As treasury yields plunge again today to new 1-year lows (the 10 and 30-year treasury bond yields are both down 3bps to 2.33% and 3.07%, respectively), we are reminded of a popular trade over the last decade to short Japanese government bonds, which has aptly been named the "widow maker" trade. The trade seemed to make all the sense in the world with Japanese government dept soaring to new heights which would, as the logic went, inevitably cause the bond vigilantes to wreak their havoc on the JGB market. Instead, bond yields kept falling (from 2% in 2006 to just .49% today) and many a trader was carried out on a stretcher.
Despite most asset managers and economists declaring at the beginning of the year that US treasury yields can't trade lower and will certainly rise in 2014, the exact opposite has happened, and if anything the trend lower in yields is accelerating. Admittedly, there are big differences between the US today and Japan in 2006, but there are also some similarities: low real growth, low inflation, worsening demographics, etc.
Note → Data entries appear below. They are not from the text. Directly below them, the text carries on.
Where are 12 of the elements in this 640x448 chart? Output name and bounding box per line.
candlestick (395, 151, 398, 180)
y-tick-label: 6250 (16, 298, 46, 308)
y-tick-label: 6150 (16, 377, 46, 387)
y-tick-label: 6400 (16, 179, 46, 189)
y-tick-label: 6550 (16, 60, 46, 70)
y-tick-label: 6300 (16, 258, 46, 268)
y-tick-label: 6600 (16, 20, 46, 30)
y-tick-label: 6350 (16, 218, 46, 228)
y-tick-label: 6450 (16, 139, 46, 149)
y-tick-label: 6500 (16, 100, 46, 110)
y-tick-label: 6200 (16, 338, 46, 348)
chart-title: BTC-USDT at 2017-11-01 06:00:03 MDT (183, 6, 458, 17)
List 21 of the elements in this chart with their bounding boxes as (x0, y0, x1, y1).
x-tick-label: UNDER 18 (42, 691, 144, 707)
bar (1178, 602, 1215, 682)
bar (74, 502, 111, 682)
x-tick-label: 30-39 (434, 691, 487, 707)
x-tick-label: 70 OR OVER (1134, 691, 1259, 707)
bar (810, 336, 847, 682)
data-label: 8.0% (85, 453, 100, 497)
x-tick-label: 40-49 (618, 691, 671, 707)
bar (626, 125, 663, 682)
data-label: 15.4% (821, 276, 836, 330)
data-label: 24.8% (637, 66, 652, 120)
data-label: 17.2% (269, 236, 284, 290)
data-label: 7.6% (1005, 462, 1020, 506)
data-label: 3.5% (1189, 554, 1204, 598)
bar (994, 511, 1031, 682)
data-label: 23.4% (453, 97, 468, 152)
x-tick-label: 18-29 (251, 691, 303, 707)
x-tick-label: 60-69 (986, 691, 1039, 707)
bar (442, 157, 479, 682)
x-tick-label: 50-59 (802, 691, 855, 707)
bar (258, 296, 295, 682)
Another similarity is the pervasiveness of traders shorting US treasury bonds. The chart below shows the net position in futures and options contracts on 10-year treasury bonds for all non-commercial traders (i.e. the so-called "dumb money") which is the red line on the left axis. The left axis is inverted and negative numbers indicate a net short position. We observe a highly negative correlation with 10-year treasury yields (blue line, right axis) in that the non-commercial traders seem to up their short positions as yields rise, and vice versa, and thus have usually been wrong at major turning points. At the beginning of the year the non-commercial trader net short position in 10-year treasury bonds was as the highest level over the last six years and today that same group is still net short despite the fall in yields. Over the past six years treasury yields haven't stopped falling until the non-commercial traders adopted a net long position, and that level is still far off from here.